If you’re one of those really private people that cringe at the thought of what others know about you then you should step away from the computer screen. You are not going to like reading what I’m about to tell you. The growth of the internet, mobile smartphone usage, emerging and social media has left your privacy exposed in ways you haven’t even thought about.
Every time you log into social media, connect your accounts and applications, browse the internet, give your information to retailers, and credit card companies the digital ‘file’ on you grows. A process called data aggregation is occurring based on information you have provided, things you have “liked” and shared, and you basically have no way of opting out of this data collection legally (yet). Lori Andrews explains “there are no laws that require data aggregators to reveal what they know about you” and this information can be used to stereotype you and yield undesired outcomes in your credit, health insurance, or other private and personal matters. This is known as weblining, a sophisticated data profiling process that I was shocked to learn about.

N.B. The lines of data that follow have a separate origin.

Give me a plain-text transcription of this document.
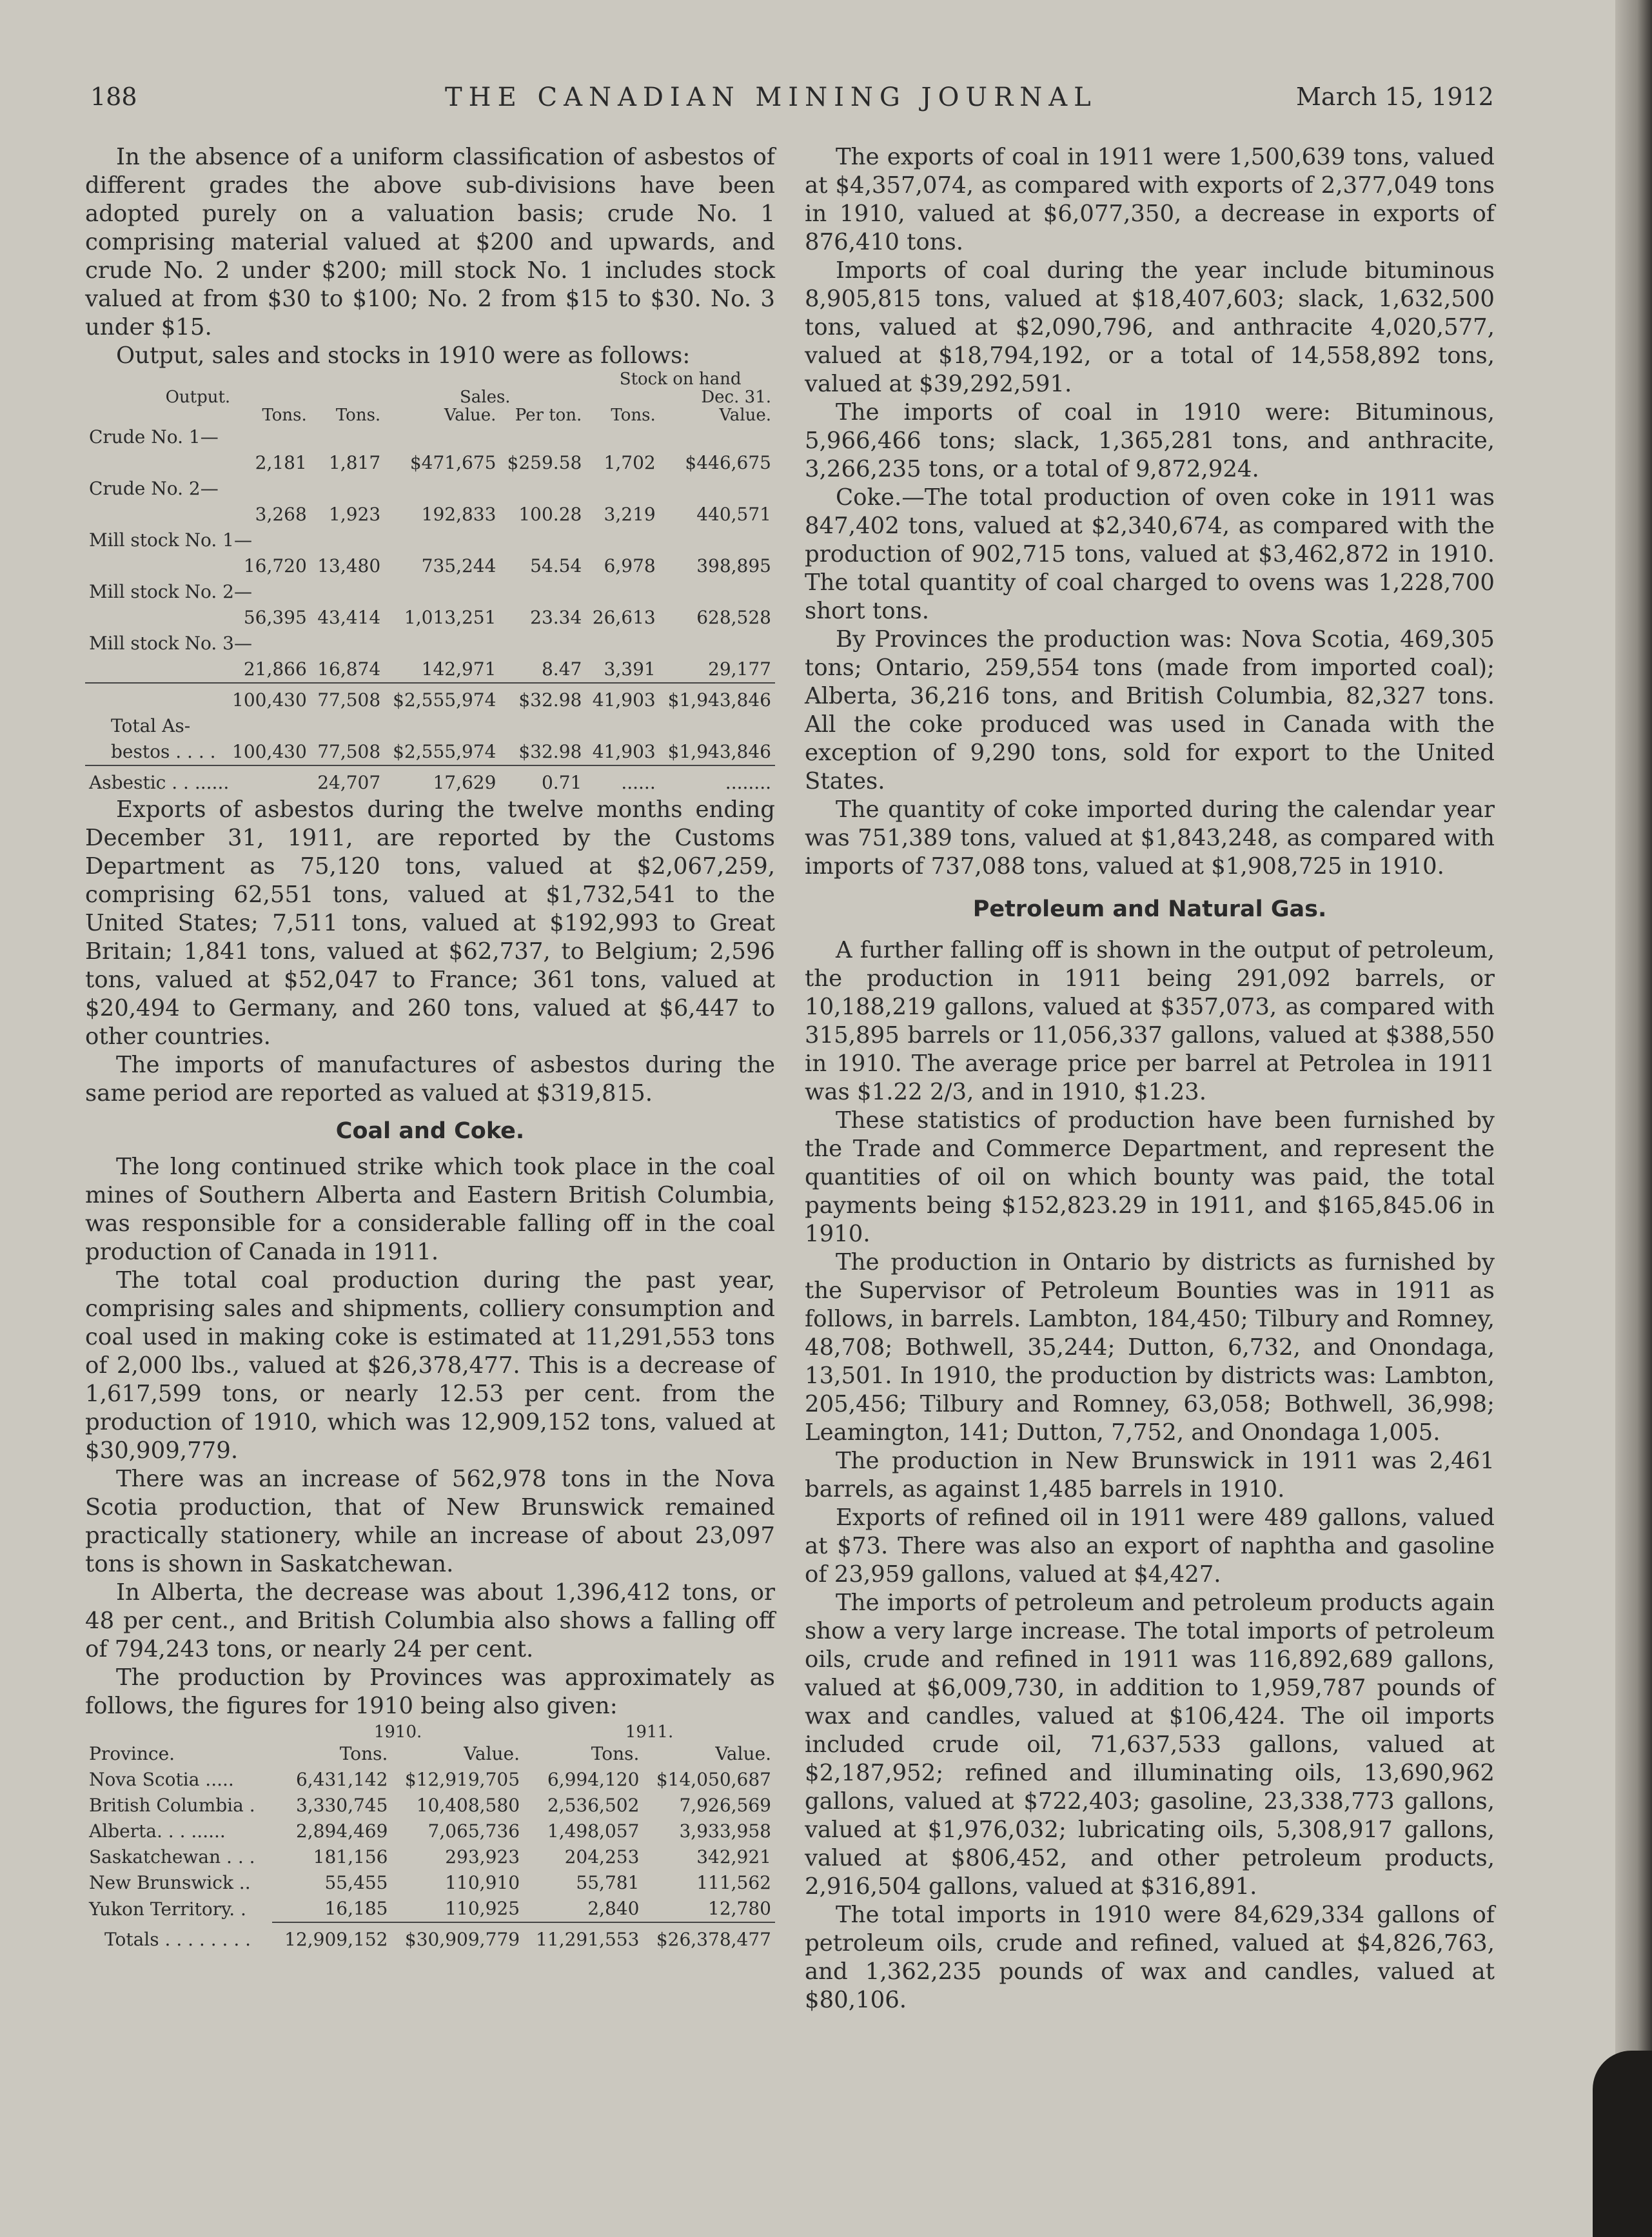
188	THE CANADIAN MINING JOURNAL	March 15, 1912

In the absence of a uniform classification of asbestos of different grades the above sub-divisions have been adopted purely on a valuation basis; crude No. 1 comprising material valued at $200 and upwards, and crude No. 2 under $200; mill stock No. 1 includes stock valued at from $30 to $100; No. 2 from $15 to $30. No. 3 under $15.

Output, sales and stocks in 1910 were as follows:

					Stock on hand	
Output.			Sales.			Dec. 31.
	Tons.	Tons.	Value.	Per ton.	Tons.	Value.
Crude No. 1—						
	2,181	1,817	$471,675	$259.58	1,702	$446,675
Crude No. 2—						
	3,268	1,923	192,833	100.28	3,219	440,571
Mill stock No. 1—						
	16,720	13,480	735,244	54.54	6,978	398,895
Mill stock No. 2—						
	56,395	43,414	1,013,251	23.34	26,613	628,528
Mill stock No. 3—						
	21,866	16,874	142,971	8.47	3,391	29,177

	100,430	77,508	$2,555,974	$32.98	41,903	$1,943,846
Total As-						
bestos . . . .	100,430	77,508	$2,555,974	$32.98	41,903	$1,943,846

Asbestic . . ......		24,707	17,629	0.71	......	........

Exports of asbestos during the twelve months ending December 31, 1911, are reported by the Customs Department as 75,120 tons, valued at $2,067,259, comprising 62,551 tons, valued at $1,732,541 to the United States; 7,511 tons, valued at $192,993 to Great Britain; 1,841 tons, valued at $62,737, to Belgium; 2,596 tons, valued at $52,047 to France; 361 tons, valued at $20,494 to Germany, and 260 tons, valued at $6,447 to other countries.

The imports of manufactures of asbestos during the same period are reported as valued at $319,815.

Coal and Coke.

The long continued strike which took place in the coal mines of Southern Alberta and Eastern British Columbia, was responsible for a considerable falling off in the coal production of Canada in 1911.

The total coal production during the past year, comprising sales and shipments, colliery consumption and coal used in making coke is estimated at 11,291,553 tons of 2,000 lbs., valued at $26,378,477. This is a decrease of 1,617,599 tons, or nearly 12.53 per cent. from the production of 1910, which was 12,909,152 tons, valued at $30,909,779.

There was an increase of 562,978 tons in the Nova Scotia production, that of New Brunswick remained practically stationery, while an increase of about 23,097 tons is shown in Saskatchewan.

In Alberta, the decrease was about 1,396,412 tons, or 48 per cent., and British Columbia also shows a falling off of 794,243 tons, or nearly 24 per cent.

The production by Provinces was approximately as follows, the figures for 1910 being also given:

	1910.		1911.	
Province.	Tons.	Value.	Tons.	Value.
Nova Scotia .....	6,431,142	$12,919,705	6,994,120	$14,050,687
British Columbia .	3,330,745	10,408,580	2,536,502	7,926,569
Alberta. . . ......	2,894,469	7,065,736	1,498,057	3,933,958
Saskatchewan . . .	181,156	293,923	204,253	342,921
New Brunswick ..	55,455	110,910	55,781	111,562
Yukon Territory. .	16,185	110,925	2,840	12,780

Totals . . . . . . . .	12,909,152	$30,909,779	11,291,553	$26,378,477

The exports of coal in 1911 were 1,500,639 tons, valued at $4,357,074, as compared with exports of 2,377,049 tons in 1910, valued at $6,077,350, a decrease in exports of 876,410 tons.

Imports of coal during the year include bituminous 8,905,815 tons, valued at $18,407,603; slack, 1,632,500 tons, valued at $2,090,796, and anthracite 4,020,577, valued at $18,794,192, or a total of 14,558,892 tons, valued at $39,292,591.

The imports of coal in 1910 were: Bituminous, 5,966,466 tons; slack, 1,365,281 tons, and anthracite, 3,266,235 tons, or a total of 9,872,924.

Coke.—The total production of oven coke in 1911 was 847,402 tons, valued at $2,340,674, as compared with the production of 902,715 tons, valued at $3,462,872 in 1910. The total quantity of coal charged to ovens was 1,228,700 short tons.

By Provinces the production was: Nova Scotia, 469,305 tons; Ontario, 259,554 tons (made from imported coal); Alberta, 36,216 tons, and British Columbia, 82,327 tons. All the coke produced was used in Canada with the exception of 9,290 tons, sold for export to the United States.

The quantity of coke imported during the calendar year was 751,389 tons, valued at $1,843,248, as compared with imports of 737,088 tons, valued at $1,908,725 in 1910.

Petroleum and Natural Gas.

A further falling off is shown in the output of petroleum, the production in 1911 being 291,092 barrels, or 10,188,219 gallons, valued at $357,073, as compared with 315,895 barrels or 11,056,337 gallons, valued at $388,550 in 1910. The average price per barrel at Petrolea in 1911 was $1.22 2/3, and in 1910, $1.23.

These statistics of production have been furnished by the Trade and Commerce Department, and represent the quantities of oil on which bounty was paid, the total payments being $152,823.29 in 1911, and $165,845.06 in 1910.

The production in Ontario by districts as furnished by the Supervisor of Petroleum Bounties was in 1911 as follows, in barrels. Lambton, 184,450; Tilbury and Romney, 48,708; Bothwell, 35,244; Dutton, 6,732, and Onondaga, 13,501. In 1910, the production by districts was: Lambton, 205,456; Tilbury and Romney, 63,058; Bothwell, 36,998; Leamington, 141; Dutton, 7,752, and Onondaga 1,005.

The production in New Brunswick in 1911 was 2,461 barrels, as against 1,485 barrels in 1910.

Exports of refined oil in 1911 were 489 gallons, valued at $73. There was also an export of naphtha and gasoline of 23,959 gallons, valued at $4,427.

The imports of petroleum and petroleum products again show a very large increase. The total imports of petroleum oils, crude and refined in 1911 was 116,892,689 gallons, valued at $6,009,730, in addition to 1,959,787 pounds of wax and candles, valued at $106,424. The oil imports included crude oil, 71,637,533 gallons, valued at $2,187,952; refined and illuminating oils, 13,690,962 gallons, valued at $722,403; gasoline, 23,338,773 gallons, valued at $1,976,032; lubricating oils, 5,308,917 gallons, valued at $806,452, and other petroleum products, 2,916,504 gallons, valued at $316,891.

The total imports in 1910 were 84,629,334 gallons of petroleum oils, crude and refined, valued at $4,826,763, and 1,362,235 pounds of wax and candles, valued at $80,106.
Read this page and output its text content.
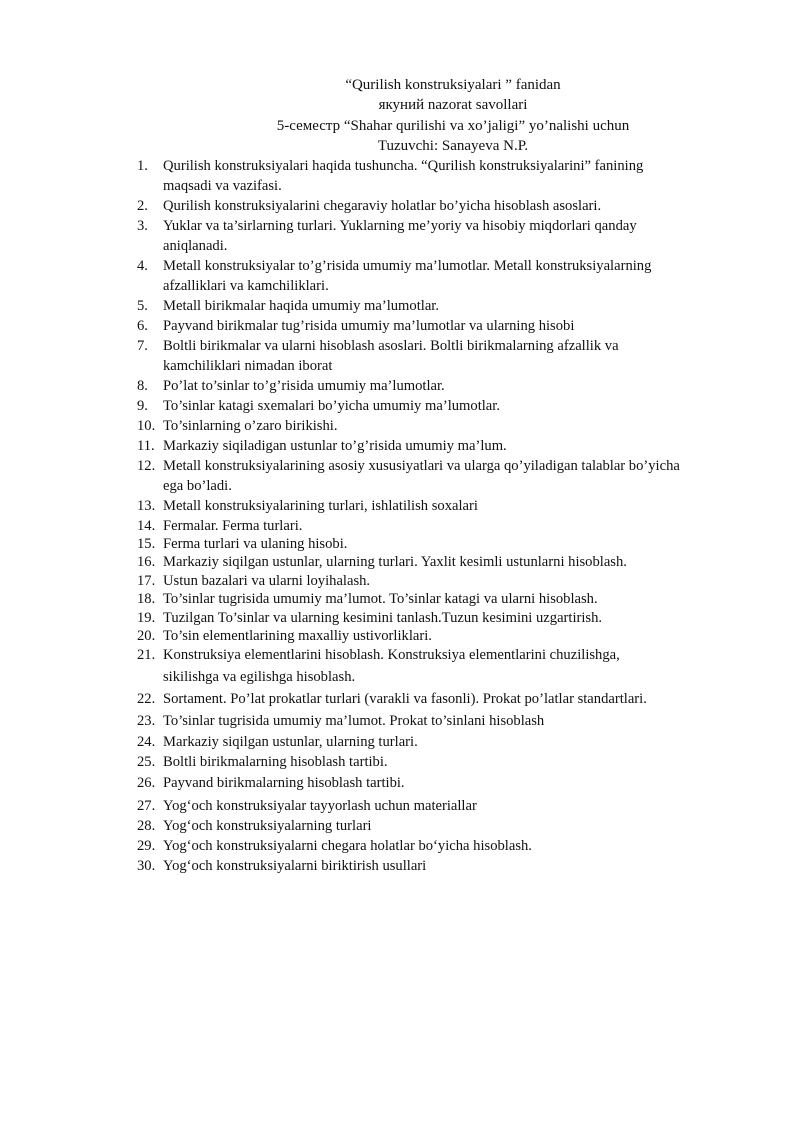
“Qurilish konstruksiyalari ” fanidan
якуний nazorat savollari
5-семестр “Shahar qurilishi va xo’jaligi” yo’nalishi uchun
Tuzuvchi: Sanayeva N.P.
1. Qurilish konstruksiyalari haqida tushuncha. “Qurilish konstruksiyalarini” fanining
maqsadi va vazifasi.
2. Qurilish konstruksiyalarini chegaraviy holatlar bo’yicha hisoblash asoslari.
3. Yuklar va ta’sirlarning turlari. Yuklarning me’yoriy va hisobiy miqdorlari qanday
aniqlanadi.
4. Metall konstruksiyalar to’g’risida umumiy ma’lumotlar. Metall konstruksiyalarning
afzalliklari va kamchiliklari.
5. Metall birikmalar haqida umumiy ma’lumotlar.
6. Payvand birikmalar tug’risida umumiy ma’lumotlar va ularning hisobi
7. Boltli birikmalar va ularni hisoblash asoslari. Boltli birikmalarning afzallik va
kamchiliklari nimadan iborat
8. Po’lat to’sinlar to’g’risida umumiy ma’lumotlar.
9. To’sinlar katagi sxemalari bo’yicha umumiy ma’lumotlar.
10. To’sinlarning o’zaro birikishi.
11. Markaziy siqiladigan ustunlar to’g’risida umumiy ma’lum.
12. Metall konstruksiyalarining asosiy xususiyatlari va ularga qo’yiladigan talablar bo’yicha
ega bo’ladi.
13. Metall konstruksiyalarining turlari, ishlatilish soxalari
14. Fermalar. Ferma turlari.
15. Ferma turlari va ulaning hisobi.
16. Markaziy siqilgan ustunlar, ularning turlari. Yaxlit kesimli ustunlarni hisoblash.
17. Ustun bazalari va ularni loyihalash.
18. To’sinlar tugrisida umumiy ma’lumot. To’sinlar katagi va ularni hisoblash.
19. Tuzilgan To’sinlar va ularning kesimini tanlash.Tuzun kesimini uzgartirish.
20. To’sin elementlarining maxalliy ustivorliklari.
21. Konstruksiya elementlarini hisoblash. Konstruksiya elementlarini chuzilishga,
sikilishga va egilishga hisoblash.
22. Sortament. Po’lat prokatlar turlari (varakli va fasonli). Prokat po’latlar standartlari.
23. To’sinlar tugrisida umumiy ma’lumot. Prokat to’sinlani hisoblash
24. Markaziy siqilgan ustunlar, ularning turlari.
25. Boltli birikmalarning hisoblash tartibi.
26. Payvand birikmalarning hisoblash tartibi.
27. Yog‘och konstruksiyalar tayyorlash uchun materiallar
28. Yog‘och konstruksiyalarning turlari
29. Yog‘och konstruksiyalarni chegara holatlar bo‘yicha hisoblash.
30. Yog‘och konstruksiyalarni biriktirish usullari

Most of us are aware that information about our likes and dislikes are being used to provide us relevant offers and advertisements from companies based on our demographics, recent purchases, and browsing habits, but weblining is statistical discrimination if you ask me. A similar and previous practice redlining has since been outlawed, but weblining remains under the radar for the most part.
Reputation.com recommends the following ways to protect yourself from potentional weblining: only share limited information on websites, be careful what you “like” on social media and what applications you allow access to your information. Also consider using different browsers for personal accounts and information like email and internet searches, or log out of personal accounts and open a new browsing window before surfing the internet. Research different third party applications that protect your privacy by turning off tracking or by hiding your IP address from tracers.
The European Union has been working on their law for online tracking since 2002 and hopes to finally have all the details hammered out in late 2014 that will force companies to allow consumers to opt out of data collection. Here in the U.S. though we are still waiting for the right solution that protects consumers as well as supports economic growth and keeps advertisers happy. In early 2014 the California “Do Not Track” law went into effect but it is far from all-encompassing to address the issues of data aggregation and weblining.
The Digital Advertising Alliance is also set to unveil a “browser choice” that will allow consumers to opt out of web site data collection and is somehow supposed to be superior to the Microsoft and Mozilla default Do Not Track browsers sometime in 2014. Whether this self-regulating browser solution will be enough to calm the nerves of those of us that enjoy engaging in social media, linked accounts, and the convenience of some services remains to be seen.
Are you comfortable with these self-regulating efforts or would you rather see specific laws in place to protect your digital privacy?